English major A. J. Ernst ’09 (Lawrenceville, N.J.) is expanding his hometown community service project into Easton. With the help of fellow Lafayette students and many individuals and organizations throughout the area, Ernst is establishing a non-profit organization, “The Community,” in Easton.

With one month between my last class of the spring ’08 semester and the start of my summer job as a camp counselor, my mother urged me to do something constructive with my free time. Because I had spent the past two years as a volunteer tutor while attending Lafayette, I thought I would try to find similar opportunities to help my own community in New Jersey. I found this surprisingly difficult since most underutilized programs had shut down.

I arrived at the local neighborhood center, and was greeted by the exhausted director who was fighting against time and health code violations as recent funding cuts left him without staff members. The food pantry in my town, on which more than 90 families were dependent, was on the verge of being closed. In addition, the director spent days preparing the many bags of food needed for these families without any help. I looked at the situation and could not turn away.
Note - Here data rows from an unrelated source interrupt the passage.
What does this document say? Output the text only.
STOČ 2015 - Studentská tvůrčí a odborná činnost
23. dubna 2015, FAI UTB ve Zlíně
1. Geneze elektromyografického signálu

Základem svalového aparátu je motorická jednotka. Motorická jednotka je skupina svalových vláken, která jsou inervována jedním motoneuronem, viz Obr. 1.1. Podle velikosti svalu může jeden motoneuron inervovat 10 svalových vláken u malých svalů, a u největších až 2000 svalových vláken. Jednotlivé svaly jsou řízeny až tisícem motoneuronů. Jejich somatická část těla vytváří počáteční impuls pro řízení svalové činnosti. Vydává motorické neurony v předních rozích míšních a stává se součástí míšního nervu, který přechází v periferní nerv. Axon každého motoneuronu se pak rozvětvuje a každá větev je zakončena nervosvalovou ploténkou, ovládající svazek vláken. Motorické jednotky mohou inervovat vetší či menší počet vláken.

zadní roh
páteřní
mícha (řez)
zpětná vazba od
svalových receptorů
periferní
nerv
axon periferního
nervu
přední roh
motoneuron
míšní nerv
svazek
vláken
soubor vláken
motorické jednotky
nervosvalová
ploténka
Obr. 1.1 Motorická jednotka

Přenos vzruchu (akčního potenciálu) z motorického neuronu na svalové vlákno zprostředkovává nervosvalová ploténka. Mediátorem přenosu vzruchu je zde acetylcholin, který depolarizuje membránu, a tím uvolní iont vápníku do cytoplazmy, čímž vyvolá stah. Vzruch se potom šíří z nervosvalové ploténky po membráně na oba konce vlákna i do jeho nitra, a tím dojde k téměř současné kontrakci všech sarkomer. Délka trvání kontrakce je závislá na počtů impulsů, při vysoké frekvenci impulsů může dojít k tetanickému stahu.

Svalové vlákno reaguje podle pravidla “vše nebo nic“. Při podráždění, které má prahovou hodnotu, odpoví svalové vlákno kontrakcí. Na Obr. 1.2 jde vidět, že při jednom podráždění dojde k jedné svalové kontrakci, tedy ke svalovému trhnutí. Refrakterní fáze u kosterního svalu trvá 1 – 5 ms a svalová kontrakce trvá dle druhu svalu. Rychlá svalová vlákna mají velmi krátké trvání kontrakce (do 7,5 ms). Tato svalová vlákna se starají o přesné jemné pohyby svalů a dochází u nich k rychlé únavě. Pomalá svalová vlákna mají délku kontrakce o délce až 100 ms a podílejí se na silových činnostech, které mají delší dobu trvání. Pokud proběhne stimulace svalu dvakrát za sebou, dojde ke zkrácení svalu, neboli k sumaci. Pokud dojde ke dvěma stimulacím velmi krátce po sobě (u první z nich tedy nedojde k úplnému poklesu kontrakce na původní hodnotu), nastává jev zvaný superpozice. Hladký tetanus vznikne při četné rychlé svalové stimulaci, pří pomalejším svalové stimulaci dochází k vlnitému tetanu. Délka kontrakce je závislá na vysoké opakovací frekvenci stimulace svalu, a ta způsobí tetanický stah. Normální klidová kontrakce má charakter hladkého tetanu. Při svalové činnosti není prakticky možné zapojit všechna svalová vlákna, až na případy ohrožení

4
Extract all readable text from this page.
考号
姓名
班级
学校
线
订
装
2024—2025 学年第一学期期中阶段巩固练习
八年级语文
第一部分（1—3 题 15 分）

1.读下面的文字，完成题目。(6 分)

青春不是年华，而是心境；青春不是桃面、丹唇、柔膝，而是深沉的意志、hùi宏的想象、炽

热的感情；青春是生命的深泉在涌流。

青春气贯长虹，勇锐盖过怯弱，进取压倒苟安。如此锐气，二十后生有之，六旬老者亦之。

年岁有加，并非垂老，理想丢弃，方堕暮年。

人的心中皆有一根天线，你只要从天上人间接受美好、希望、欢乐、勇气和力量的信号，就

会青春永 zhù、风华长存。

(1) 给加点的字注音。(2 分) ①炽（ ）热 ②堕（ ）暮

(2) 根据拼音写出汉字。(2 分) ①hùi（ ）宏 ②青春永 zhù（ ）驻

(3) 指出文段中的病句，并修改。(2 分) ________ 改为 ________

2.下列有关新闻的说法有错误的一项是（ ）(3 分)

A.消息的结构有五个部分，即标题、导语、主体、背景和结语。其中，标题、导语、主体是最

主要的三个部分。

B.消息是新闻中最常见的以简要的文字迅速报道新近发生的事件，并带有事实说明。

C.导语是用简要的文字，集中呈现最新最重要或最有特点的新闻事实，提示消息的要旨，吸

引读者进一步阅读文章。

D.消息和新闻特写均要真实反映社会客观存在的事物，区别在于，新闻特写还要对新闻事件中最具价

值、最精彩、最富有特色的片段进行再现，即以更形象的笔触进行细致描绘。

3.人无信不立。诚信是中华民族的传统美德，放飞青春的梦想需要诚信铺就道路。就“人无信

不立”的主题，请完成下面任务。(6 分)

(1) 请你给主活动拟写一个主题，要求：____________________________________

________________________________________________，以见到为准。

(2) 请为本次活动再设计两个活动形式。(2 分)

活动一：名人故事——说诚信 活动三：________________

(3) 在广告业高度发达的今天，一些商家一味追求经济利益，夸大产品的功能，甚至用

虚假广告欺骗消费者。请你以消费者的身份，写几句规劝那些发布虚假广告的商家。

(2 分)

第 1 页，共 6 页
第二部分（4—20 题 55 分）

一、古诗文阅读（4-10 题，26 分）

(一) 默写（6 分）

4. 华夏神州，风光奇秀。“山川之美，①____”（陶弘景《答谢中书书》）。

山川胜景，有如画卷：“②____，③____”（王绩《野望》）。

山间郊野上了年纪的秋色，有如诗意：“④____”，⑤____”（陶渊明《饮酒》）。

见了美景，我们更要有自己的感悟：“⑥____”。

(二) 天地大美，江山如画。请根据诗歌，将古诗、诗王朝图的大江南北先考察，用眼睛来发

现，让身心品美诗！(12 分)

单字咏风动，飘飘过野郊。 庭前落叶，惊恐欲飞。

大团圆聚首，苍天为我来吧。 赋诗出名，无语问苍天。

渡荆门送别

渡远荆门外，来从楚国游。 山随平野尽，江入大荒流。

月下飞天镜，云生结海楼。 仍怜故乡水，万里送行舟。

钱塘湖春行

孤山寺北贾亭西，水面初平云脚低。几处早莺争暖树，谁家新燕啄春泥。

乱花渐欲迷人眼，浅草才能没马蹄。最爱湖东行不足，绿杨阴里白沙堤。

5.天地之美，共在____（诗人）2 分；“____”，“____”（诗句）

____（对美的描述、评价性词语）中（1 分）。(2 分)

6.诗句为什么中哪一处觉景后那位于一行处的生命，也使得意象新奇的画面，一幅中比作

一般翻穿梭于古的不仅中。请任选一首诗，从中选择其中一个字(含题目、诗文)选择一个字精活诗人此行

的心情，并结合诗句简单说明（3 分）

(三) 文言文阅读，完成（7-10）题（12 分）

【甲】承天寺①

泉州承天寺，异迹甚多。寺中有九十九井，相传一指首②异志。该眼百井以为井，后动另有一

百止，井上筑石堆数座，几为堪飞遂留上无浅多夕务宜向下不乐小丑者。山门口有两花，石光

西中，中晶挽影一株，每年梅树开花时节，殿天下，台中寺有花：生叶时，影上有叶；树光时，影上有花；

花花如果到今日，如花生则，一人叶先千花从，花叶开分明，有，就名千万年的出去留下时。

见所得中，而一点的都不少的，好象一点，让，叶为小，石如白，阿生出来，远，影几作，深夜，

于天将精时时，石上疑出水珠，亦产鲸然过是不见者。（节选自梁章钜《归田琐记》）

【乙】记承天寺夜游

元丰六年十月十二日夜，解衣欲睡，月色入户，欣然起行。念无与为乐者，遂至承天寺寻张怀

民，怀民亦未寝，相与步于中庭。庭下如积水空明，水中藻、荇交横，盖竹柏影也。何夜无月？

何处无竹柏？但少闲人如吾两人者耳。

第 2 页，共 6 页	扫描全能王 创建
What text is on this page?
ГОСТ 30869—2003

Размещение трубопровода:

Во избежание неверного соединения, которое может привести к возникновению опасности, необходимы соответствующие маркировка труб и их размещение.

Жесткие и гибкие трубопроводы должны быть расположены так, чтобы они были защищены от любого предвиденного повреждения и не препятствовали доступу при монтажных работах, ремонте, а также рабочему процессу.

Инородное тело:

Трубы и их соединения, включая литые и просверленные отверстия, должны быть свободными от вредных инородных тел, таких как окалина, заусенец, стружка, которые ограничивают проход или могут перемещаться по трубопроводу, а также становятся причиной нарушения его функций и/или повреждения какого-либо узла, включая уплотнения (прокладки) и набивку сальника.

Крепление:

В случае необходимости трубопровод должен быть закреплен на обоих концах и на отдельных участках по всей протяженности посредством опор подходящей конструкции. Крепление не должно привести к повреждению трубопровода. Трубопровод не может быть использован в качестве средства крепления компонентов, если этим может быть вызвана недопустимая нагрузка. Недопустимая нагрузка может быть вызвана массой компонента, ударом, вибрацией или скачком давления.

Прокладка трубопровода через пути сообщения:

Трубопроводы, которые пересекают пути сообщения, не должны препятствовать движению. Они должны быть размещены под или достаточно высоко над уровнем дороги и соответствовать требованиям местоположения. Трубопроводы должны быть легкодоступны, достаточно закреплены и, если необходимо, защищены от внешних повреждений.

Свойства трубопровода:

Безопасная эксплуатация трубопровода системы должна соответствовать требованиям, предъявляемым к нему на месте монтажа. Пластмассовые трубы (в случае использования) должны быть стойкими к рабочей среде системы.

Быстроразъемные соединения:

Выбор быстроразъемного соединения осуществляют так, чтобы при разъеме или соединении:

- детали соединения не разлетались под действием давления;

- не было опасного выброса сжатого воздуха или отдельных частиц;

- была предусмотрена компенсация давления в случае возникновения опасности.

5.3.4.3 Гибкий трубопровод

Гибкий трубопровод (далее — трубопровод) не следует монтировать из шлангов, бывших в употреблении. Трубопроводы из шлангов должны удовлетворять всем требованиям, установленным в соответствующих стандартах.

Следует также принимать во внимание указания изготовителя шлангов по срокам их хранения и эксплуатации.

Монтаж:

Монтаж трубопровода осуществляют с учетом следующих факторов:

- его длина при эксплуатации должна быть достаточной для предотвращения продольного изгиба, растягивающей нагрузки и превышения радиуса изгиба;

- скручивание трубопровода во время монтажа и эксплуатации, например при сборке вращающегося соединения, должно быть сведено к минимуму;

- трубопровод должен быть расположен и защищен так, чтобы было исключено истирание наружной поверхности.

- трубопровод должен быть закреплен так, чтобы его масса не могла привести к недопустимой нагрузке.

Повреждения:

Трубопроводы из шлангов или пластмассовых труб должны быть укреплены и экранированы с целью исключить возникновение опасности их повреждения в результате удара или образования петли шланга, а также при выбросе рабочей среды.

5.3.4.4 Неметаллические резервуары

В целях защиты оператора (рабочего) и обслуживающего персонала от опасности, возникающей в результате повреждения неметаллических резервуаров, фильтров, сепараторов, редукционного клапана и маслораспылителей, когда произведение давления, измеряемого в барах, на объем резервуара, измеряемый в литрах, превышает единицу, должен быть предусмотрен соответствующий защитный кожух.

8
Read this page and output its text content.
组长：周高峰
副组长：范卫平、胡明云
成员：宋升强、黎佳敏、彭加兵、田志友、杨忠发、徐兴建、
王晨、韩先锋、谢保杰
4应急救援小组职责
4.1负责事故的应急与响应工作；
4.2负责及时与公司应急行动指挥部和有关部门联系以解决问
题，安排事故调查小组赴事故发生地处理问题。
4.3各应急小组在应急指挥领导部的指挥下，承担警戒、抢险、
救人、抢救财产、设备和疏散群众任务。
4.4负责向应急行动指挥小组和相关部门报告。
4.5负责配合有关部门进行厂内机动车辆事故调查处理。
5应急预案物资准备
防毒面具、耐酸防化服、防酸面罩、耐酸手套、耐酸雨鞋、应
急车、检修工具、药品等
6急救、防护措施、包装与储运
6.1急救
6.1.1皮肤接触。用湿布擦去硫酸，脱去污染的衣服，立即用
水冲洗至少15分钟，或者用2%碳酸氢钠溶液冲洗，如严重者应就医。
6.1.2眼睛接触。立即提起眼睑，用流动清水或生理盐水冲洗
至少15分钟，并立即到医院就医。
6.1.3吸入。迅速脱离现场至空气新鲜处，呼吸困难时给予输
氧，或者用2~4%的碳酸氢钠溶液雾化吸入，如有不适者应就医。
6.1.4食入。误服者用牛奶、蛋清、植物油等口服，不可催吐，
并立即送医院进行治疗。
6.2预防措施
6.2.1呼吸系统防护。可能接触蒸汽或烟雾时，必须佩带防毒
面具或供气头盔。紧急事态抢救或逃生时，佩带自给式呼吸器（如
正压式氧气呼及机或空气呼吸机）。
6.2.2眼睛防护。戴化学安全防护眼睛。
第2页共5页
Now it is almost four months later, and the food pantry is operated by a pool of volunteers from the local high school and colleges. The organization I formed, The Community, is now forming partnerships with numerous non-profit organizations such as The Community Blood Council of New Jersey. We are recruiting people to donate blood, and we receive funding from the council. This money goes directly into a fund that pays for jobs created at our neighborhood center. Our membership in The Community has passed 100 individuals, and we are still growing. I cannot wait to see the impact we will have over the course of the upcoming year.

I plan to begin The Community at Lafayette in the same way as in my hometown. After I visited the neighborhood center back home and saw the need for help, I called some of my friends to come over for a BBQ to discuss issues in the town. Discussion is the impetus for action, and it begins with ideas. Once the ideas are out there, it is only a question of motivation.

Easton has become my home over the last few years. After tutoring at Twilight Academy, Shawnee Success Academy, and Shawnee Middle School, I feel extremely connected to the town. The citizens of Easton are trying to revitalize the town, but the city needs Lafayette’s help, and not just in the form of funding.

My first goal is to set a standard, and it will start with my closest friends. As busy as Lafayette students are, everyone has one hour a week to devote to community service. This is my challenge. The Community is about connecting people to projects. The organizations are already in place, and it is time to contribute to their success.

Although not everyone will be able to meet this challenge, some will. It will start small, but it will spread. Policy and funding are inefficient ways to close the achievement gap in most school districts. The students left behind in Easton could be brought up to pace with national standards if Lafayette’s students made a commitment to these young people.

I have had the privilege of watching the results of The Community in my hometown. I sat back one day and watched one of my youngest volunteers carry a grocery bag to an elderly woman’s home. The woman received the food she needed, the high school student, for the first time in her life, felt truly needed, and I watched two individuals who otherwise would have never spoken, have a wonderful conversation. I hope that everyone has the chance to make a difference in another person’s life, for it is the greatest success any individual can achieve.